You may wonder why the government would want to sell its share. Here’s a stab at an explanation from Sky News:
However, the years following its privatisation saw sharp falls in wholesale electricity prices, resulting in losses of nearly £500m in 2002.
In September of that year, the firm faced going to the wall and was only rescued by a £650m public loan.
Banks and bondholders wrote off around £1.3bn in debt in return for control of the group - leaving shareholders with just 2.5% of a newly-created company.
It left the Government holding a 65% share in a business taken out of public ownership less than 10 years earlier.
That’s more than enough to lose me, but it sounds as though the government got itself into a privatization fix this sale will get it out of.
It’d be a real shame if British Energy had to start the bidding process over – assuming it could, given that virtually every European energy outlet has had a look at it – as the United Kingdom has come out fully supporting an expansion of nuclear energy. The new part owner would likely want a say in how that expansion went forward and which vendors to use for plant design and components.

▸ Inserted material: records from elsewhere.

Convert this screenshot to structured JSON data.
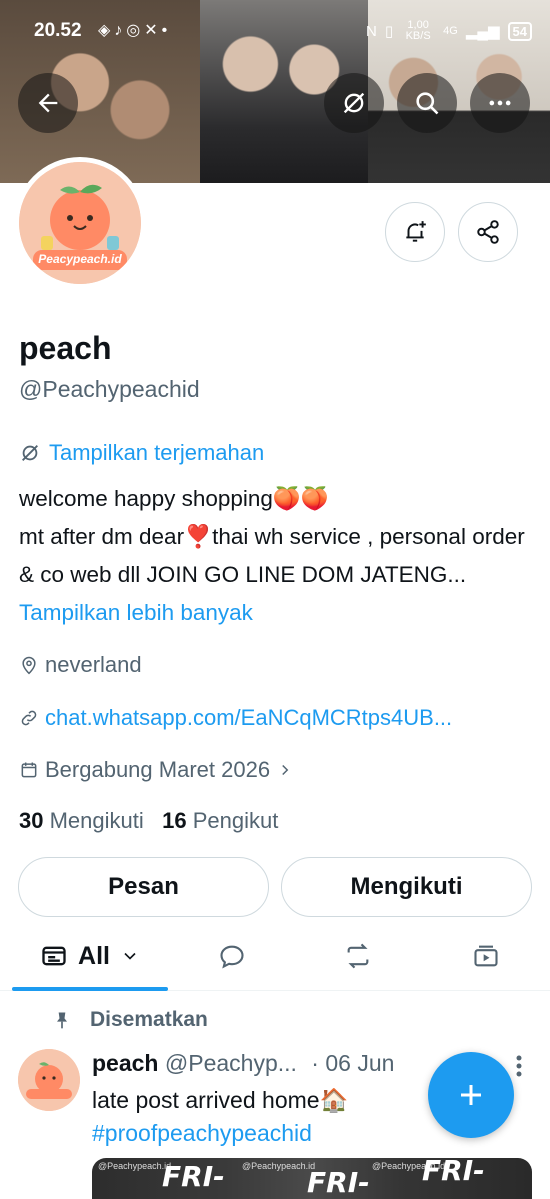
{
  "status_bar": {
    "time": "20.52",
    "speed": "1,00 KB/S",
    "network": "4G",
    "battery": "54"
  },
  "header": {
    "back_icon": "arrow-left-icon",
    "translate_icon": "translate-off-icon",
    "search_icon": "search-icon",
    "more_icon": "more-horizontal-icon"
  },
  "profile": {
    "avatar_text": "Peacypeach.id",
    "name": "peach",
    "handle": "@Peachypeachid",
    "translate_label": "Tampilkan terjemahan",
    "bio_line1": "welcome happy shopping🍑🍑",
    "bio_line2": "mt after dm dear❣️thai wh service , personal order & co web dll JOIN GO LINE DOM JATENG...",
    "show_more": "Tampilkan lebih banyak",
    "location": "neverland",
    "link": "chat.whatsapp.com/EaNCqMCRtps4UB...",
    "joined": "Bergabung Maret 2026",
    "following_count": "30",
    "following_label": "Mengikuti",
    "followers_count": "16",
    "followers_label": "Pengikut"
  },
  "actions": {
    "message_label": "Pesan",
    "following_button_label": "Mengikuti"
  },
  "tabs": {
    "all_label": "All"
  },
  "pinned_post": {
    "pinned_label": "Disematkan",
    "author_name": "peach",
    "author_handle": "@Peachyp...",
    "date": "· 06 Jun",
    "text": "late post arrived home🏠",
    "hashtag": "#proofpeachypeachid",
    "image_words": [
      "FRI-",
      "FRI-",
      "FRI-"
    ],
    "image_watermark": "@Peachypeach.id"
  },
  "colors": {
    "accent": "#1d9bf0",
    "text_primary": "#0f1419",
    "text_secondary": "#536471",
    "border": "#cfd9de"
  }
}
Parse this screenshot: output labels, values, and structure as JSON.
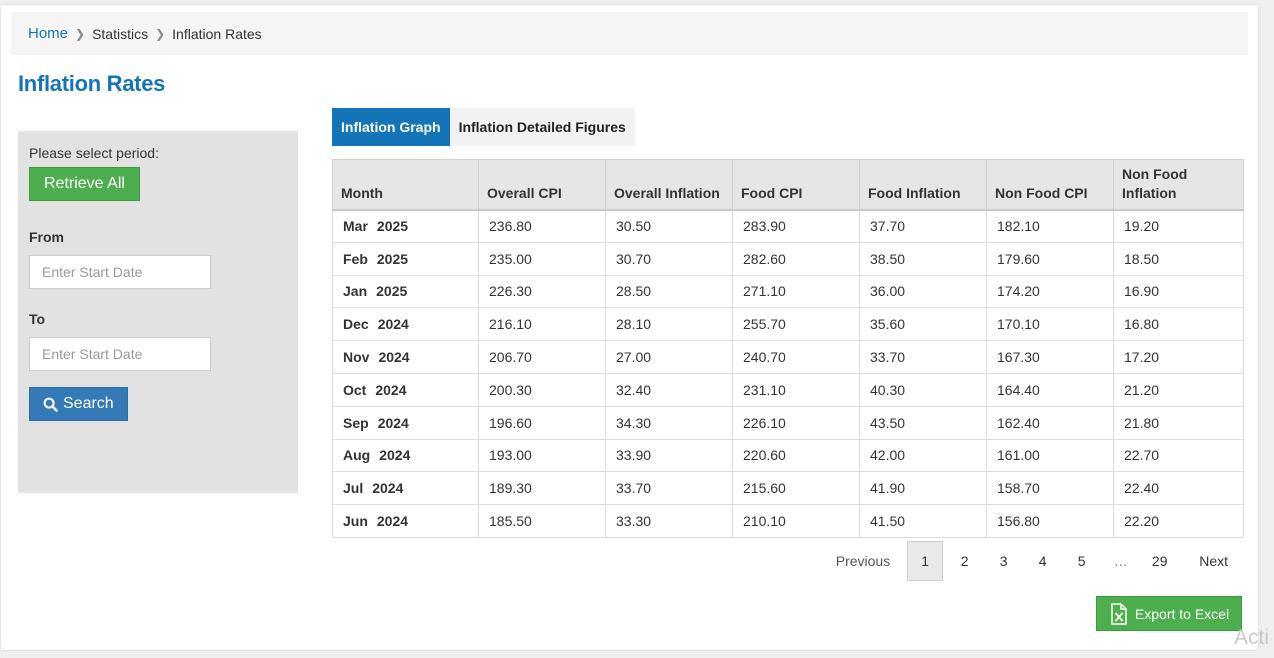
{
  "breadcrumb": {
    "home": "Home",
    "section": "Statistics",
    "current": "Inflation Rates"
  },
  "page_title": "Inflation Rates",
  "sidebar": {
    "prompt": "Please select period:",
    "retrieve_all": "Retrieve All",
    "from_label": "From",
    "from_placeholder": "Enter Start Date",
    "to_label": "To",
    "to_placeholder": "Enter Start Date",
    "search_label": "Search"
  },
  "tabs": [
    {
      "label": "Inflation Graph",
      "active": true
    },
    {
      "label": "Inflation Detailed Figures",
      "active": false
    }
  ],
  "table": {
    "headers": [
      "Month",
      "Overall CPI",
      "Overall Inflation",
      "Food CPI",
      "Food Inflation",
      "Non Food CPI",
      "Non Food Inflation"
    ],
    "rows": [
      {
        "month": "Mar",
        "year": "2025",
        "overall_cpi": "236.80",
        "overall_inflation": "30.50",
        "food_cpi": "283.90",
        "food_inflation": "37.70",
        "nonfood_cpi": "182.10",
        "nonfood_inflation": "19.20"
      },
      {
        "month": "Feb",
        "year": "2025",
        "overall_cpi": "235.00",
        "overall_inflation": "30.70",
        "food_cpi": "282.60",
        "food_inflation": "38.50",
        "nonfood_cpi": "179.60",
        "nonfood_inflation": "18.50"
      },
      {
        "month": "Jan",
        "year": "2025",
        "overall_cpi": "226.30",
        "overall_inflation": "28.50",
        "food_cpi": "271.10",
        "food_inflation": "36.00",
        "nonfood_cpi": "174.20",
        "nonfood_inflation": "16.90"
      },
      {
        "month": "Dec",
        "year": "2024",
        "overall_cpi": "216.10",
        "overall_inflation": "28.10",
        "food_cpi": "255.70",
        "food_inflation": "35.60",
        "nonfood_cpi": "170.10",
        "nonfood_inflation": "16.80"
      },
      {
        "month": "Nov",
        "year": "2024",
        "overall_cpi": "206.70",
        "overall_inflation": "27.00",
        "food_cpi": "240.70",
        "food_inflation": "33.70",
        "nonfood_cpi": "167.30",
        "nonfood_inflation": "17.20"
      },
      {
        "month": "Oct",
        "year": "2024",
        "overall_cpi": "200.30",
        "overall_inflation": "32.40",
        "food_cpi": "231.10",
        "food_inflation": "40.30",
        "nonfood_cpi": "164.40",
        "nonfood_inflation": "21.20"
      },
      {
        "month": "Sep",
        "year": "2024",
        "overall_cpi": "196.60",
        "overall_inflation": "34.30",
        "food_cpi": "226.10",
        "food_inflation": "43.50",
        "nonfood_cpi": "162.40",
        "nonfood_inflation": "21.80"
      },
      {
        "month": "Aug",
        "year": "2024",
        "overall_cpi": "193.00",
        "overall_inflation": "33.90",
        "food_cpi": "220.60",
        "food_inflation": "42.00",
        "nonfood_cpi": "161.00",
        "nonfood_inflation": "22.70"
      },
      {
        "month": "Jul",
        "year": "2024",
        "overall_cpi": "189.30",
        "overall_inflation": "33.70",
        "food_cpi": "215.60",
        "food_inflation": "41.90",
        "nonfood_cpi": "158.70",
        "nonfood_inflation": "22.40"
      },
      {
        "month": "Jun",
        "year": "2024",
        "overall_cpi": "185.50",
        "overall_inflation": "33.30",
        "food_cpi": "210.10",
        "food_inflation": "41.50",
        "nonfood_cpi": "156.80",
        "nonfood_inflation": "22.20"
      }
    ]
  },
  "pagination": {
    "previous": "Previous",
    "pages": [
      "1",
      "2",
      "3",
      "4",
      "5"
    ],
    "ellipsis": "…",
    "last": "29",
    "next": "Next",
    "current": "1"
  },
  "export_label": "Export to Excel",
  "watermark": "Acti",
  "colors": {
    "accent": "#1474b8",
    "green": "#4cae4c",
    "search_blue": "#337ab7"
  }
}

Of course, the expansion can still happen even if the government fails to sell its share – it’s the waiting game that can hold things up, not the capabilities of one player or another.
Stay tuned.
Pepe and cat. We do not mean to imply that EDF has skunk-like qualities, since it does not, or that it is playing hard to get, which it also is not doing (and which Pepe never did, unless he got spattered in black paint and the cat went after him). We just like Pepe Le Pew and he’s conveniently French.